Launched on February 2, 2022, Rapido has just celebrated its first anniversary! A look back at the first phase of this open science–oriented project.
Winner of the 2021 FNSO call for projects, Rapido (short for “Rendre Accessibles des Publications scientifiques Indexées et liées à des DOnnées certifies” — Making Indexed Scientific Publications Accessible and Linked to Certified Data) is led by ENS de Lyon on behalf of Persée, in partnership with Inist, the French School of Rome, the French School at Athens, and Abes.
The goal of the project is to implement — initially on a defined corpus of journals from the French Schools abroad — an automated protocol that links these publications to research data via IdRef toponym records.
What sets Rapido apart is its strong methodological ambition. The project requires defining a method for named entity recognition (NER) and the automated annotation of Persée’s corpora using tools developed for Istex, in close collaboration with researchers. This approach aims to offer a new service that will connect the Persée platform with Inist’s tools to provide a joint service offering.
Persée’s Role
Persée is in charge of coordinating the Rapido project among long-standing partners brought together for this shared objective. It also serves as a provider of structured data resulting from the processing of archaeological journals from the French Schools, which are available on the Persée portal. Moreover, the portal will benefit from new navigation features thanks to the work carried out as part of Rapido.
Development work to implement the concept of “toponym” into Persée’s tools is already underway. Integrating this new type of information into existing documents will enable new forms of content exploration. To ensure the quality of the automatically detected and aligned toponyms, validation interfaces have been set up. A documentation specialist can accept or reject a “candidate” (a term identified as a potential toponym by Inist’s tools). A first round of validation on a training corpus was already completed by experts from the French School at Athens, who reviewed many of the suggestions. Their feedback was essential to assess the scientific relevance of the candidate toponyms.

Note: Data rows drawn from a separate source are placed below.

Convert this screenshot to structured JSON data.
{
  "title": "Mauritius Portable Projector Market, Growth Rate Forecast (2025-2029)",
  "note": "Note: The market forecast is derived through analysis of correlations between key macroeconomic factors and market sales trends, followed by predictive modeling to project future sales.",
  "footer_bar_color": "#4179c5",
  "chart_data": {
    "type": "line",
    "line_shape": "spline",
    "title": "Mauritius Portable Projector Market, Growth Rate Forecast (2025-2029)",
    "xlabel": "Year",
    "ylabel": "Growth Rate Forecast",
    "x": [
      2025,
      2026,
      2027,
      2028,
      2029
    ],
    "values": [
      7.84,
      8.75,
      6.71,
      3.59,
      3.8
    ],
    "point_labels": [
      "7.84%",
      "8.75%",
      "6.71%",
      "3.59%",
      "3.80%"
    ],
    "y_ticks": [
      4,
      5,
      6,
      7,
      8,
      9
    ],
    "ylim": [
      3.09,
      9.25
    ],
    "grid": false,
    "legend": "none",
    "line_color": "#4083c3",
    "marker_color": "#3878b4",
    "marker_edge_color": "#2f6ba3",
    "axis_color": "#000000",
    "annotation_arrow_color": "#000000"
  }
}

All actions undertaken by the various partners are thoroughly documented in a shared space to ensure maximum reproducibility of the procedures.
Inist’s Role
While Abes provides the IdRef corpus, Inist is responsible for detecting named entities related to archaeology and aligning them with the appropriate records. To achieve this, the corpus is automatically annotated by a program developed by a data analysis and text mining engineer at Inist. These annotations are then reviewed and corrected if necessary. These corrections feed back into the system to refine and improve the program, incorporating archaeologists’ expertise.
The collaboration currently focuses on a defined corpus of around 4,000 archaeological documents, but the idea is to extend the methodology to other domains. Ultimately, the tools developed could be offered as web services via the Objectif TDM platform.
What’s Next for Rapido?
The coming months will focus on an evaluation phase. On the technical side, this means validating the annotations that make up the training corpus, running the tools across the full dataset, and reintegrating the data into Persée’s information system for deployment on the portal. On the methodological side, the goal is to consolidate and assess the procedures to enable replication in other datasets.
Article written in collaboration with Inist.